United Parcel Service Inc. expects sales and profit to grow over the next three years as the courier overcomes soft demand for package delivery coming out of the pandemic.
Annual consolidated revenue will climb as high as $114 billion in 2026, UPS said Tuesday in a statement detailing financial targets. That would mark a sharp rise from last year’s total of about $91 billion. The company also expects its adusted operating margin to surpass 13% in three years.
The long-term outlook shows how the company is contending with the challenges of flagging volume and high labor expenses after reaching a costly new union agreement last year. Shipping demand has been impacted as shoppers buy more in stores post-pandemic and inflation crimps purchasing power.
The shares rose 2.8% before regular trading in New York.
Tomé has pushed a strategic plan since taking the reins in 2020 to become “better not bigger,” an initiative to focus on more profitable business potentially at the expense of volume growth. The effort helped UPS’ market value roughly double in her first two years.
The courier has faced increased competition lately, including from the United States Postal Service, which has hurt margins post-pandemic.
The company agreed to a new union labor deal last year that increases wages and benefits by an average of 3.3% over five years, with the biggest increase coming in 2024 with a 10% jump.

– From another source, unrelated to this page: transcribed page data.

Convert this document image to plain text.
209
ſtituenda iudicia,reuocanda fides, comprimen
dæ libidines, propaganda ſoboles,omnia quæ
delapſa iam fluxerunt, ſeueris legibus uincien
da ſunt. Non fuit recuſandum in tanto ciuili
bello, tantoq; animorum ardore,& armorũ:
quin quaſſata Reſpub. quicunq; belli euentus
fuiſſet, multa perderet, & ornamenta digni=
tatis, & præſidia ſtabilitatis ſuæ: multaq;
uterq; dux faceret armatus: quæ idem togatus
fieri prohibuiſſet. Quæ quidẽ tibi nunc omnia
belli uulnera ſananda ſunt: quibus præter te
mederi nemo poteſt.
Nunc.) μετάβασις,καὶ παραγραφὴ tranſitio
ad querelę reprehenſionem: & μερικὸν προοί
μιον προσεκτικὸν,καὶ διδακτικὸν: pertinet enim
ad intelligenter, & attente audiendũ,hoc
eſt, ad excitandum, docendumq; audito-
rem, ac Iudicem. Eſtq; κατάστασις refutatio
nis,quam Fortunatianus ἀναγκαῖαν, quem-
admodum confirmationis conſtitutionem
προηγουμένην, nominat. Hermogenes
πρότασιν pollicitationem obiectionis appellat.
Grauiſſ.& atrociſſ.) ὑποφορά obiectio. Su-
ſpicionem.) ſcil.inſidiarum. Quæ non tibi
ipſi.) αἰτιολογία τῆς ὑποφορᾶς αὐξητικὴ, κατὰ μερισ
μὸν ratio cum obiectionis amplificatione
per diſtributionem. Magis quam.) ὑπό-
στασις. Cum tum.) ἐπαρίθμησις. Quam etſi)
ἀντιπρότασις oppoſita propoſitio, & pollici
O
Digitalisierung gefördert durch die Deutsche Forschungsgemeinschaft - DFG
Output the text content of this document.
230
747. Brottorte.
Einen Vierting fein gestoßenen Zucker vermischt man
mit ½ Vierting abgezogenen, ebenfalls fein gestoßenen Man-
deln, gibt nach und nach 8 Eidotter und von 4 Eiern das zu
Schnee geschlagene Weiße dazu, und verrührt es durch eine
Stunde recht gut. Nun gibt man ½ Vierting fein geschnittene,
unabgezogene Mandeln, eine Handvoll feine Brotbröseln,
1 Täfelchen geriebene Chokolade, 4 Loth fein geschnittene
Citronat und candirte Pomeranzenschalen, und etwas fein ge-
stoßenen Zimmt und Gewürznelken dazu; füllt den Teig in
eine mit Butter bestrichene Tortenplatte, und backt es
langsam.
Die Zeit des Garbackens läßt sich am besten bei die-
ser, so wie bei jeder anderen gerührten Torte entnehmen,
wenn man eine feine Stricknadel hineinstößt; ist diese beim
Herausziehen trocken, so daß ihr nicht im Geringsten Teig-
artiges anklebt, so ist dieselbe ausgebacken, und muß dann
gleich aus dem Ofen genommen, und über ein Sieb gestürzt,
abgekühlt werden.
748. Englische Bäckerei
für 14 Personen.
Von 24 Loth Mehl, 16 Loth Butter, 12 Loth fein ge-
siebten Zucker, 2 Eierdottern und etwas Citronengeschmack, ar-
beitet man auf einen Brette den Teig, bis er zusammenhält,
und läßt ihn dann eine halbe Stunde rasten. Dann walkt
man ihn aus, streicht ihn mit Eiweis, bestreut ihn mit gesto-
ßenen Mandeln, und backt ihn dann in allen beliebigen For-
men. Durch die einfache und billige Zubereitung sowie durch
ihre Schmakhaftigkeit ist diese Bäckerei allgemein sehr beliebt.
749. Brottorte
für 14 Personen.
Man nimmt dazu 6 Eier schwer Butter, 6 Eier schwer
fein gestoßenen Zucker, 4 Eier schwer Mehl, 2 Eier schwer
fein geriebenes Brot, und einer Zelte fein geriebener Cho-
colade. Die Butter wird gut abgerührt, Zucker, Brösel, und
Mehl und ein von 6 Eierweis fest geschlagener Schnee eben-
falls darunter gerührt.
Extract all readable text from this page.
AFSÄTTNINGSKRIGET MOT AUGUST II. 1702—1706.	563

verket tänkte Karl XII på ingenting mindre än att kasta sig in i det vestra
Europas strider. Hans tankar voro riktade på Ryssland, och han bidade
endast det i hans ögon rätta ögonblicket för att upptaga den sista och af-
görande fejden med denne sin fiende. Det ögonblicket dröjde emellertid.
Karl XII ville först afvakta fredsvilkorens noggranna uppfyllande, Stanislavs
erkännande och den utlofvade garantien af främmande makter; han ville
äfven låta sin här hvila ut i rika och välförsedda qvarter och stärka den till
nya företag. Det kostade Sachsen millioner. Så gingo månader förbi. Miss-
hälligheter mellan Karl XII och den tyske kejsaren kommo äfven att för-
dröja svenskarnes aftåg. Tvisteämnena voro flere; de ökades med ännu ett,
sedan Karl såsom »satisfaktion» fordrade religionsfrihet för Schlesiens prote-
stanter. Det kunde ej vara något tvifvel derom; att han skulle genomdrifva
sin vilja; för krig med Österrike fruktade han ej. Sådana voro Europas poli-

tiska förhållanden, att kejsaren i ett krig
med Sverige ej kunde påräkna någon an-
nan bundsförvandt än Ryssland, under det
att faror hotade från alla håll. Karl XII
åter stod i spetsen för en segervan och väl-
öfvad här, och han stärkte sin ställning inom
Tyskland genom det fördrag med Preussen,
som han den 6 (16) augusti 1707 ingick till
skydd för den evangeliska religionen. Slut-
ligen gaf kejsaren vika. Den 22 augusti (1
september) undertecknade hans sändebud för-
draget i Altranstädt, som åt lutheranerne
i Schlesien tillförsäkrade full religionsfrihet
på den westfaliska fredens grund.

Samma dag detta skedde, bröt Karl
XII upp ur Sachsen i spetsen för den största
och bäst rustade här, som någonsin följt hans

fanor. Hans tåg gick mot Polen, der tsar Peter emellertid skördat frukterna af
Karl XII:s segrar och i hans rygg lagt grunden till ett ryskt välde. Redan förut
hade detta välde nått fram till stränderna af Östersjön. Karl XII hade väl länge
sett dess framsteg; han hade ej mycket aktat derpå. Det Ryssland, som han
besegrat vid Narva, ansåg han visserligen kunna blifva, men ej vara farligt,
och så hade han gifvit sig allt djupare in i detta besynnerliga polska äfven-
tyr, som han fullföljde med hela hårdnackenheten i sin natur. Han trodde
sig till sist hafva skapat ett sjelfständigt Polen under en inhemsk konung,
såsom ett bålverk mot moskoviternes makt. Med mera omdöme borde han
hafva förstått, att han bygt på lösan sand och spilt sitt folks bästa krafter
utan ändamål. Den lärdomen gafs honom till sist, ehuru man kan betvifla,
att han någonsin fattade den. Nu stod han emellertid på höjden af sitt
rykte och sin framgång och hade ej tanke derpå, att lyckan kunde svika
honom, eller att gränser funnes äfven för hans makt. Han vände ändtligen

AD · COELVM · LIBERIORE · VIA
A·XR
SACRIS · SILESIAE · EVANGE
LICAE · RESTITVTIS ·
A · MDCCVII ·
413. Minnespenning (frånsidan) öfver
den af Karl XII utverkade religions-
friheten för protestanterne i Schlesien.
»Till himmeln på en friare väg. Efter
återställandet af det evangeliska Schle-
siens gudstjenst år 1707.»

The deal also sees upwards adjustments to pension and health benefits and other expenses, including a new paid holiday.
UPS said in January that it would cut 12,000 white-collar jobs — about 14% of its full- and part-time managers — to cut costs.
The company also said earlier this year it would explore the sale of its Coyote truck brokerage business. That came after UPS announced a deal to buy MNX Global Logistics in November for an undisclosed sum to build out its health-care transportation business, having previously bought Marken in 2016.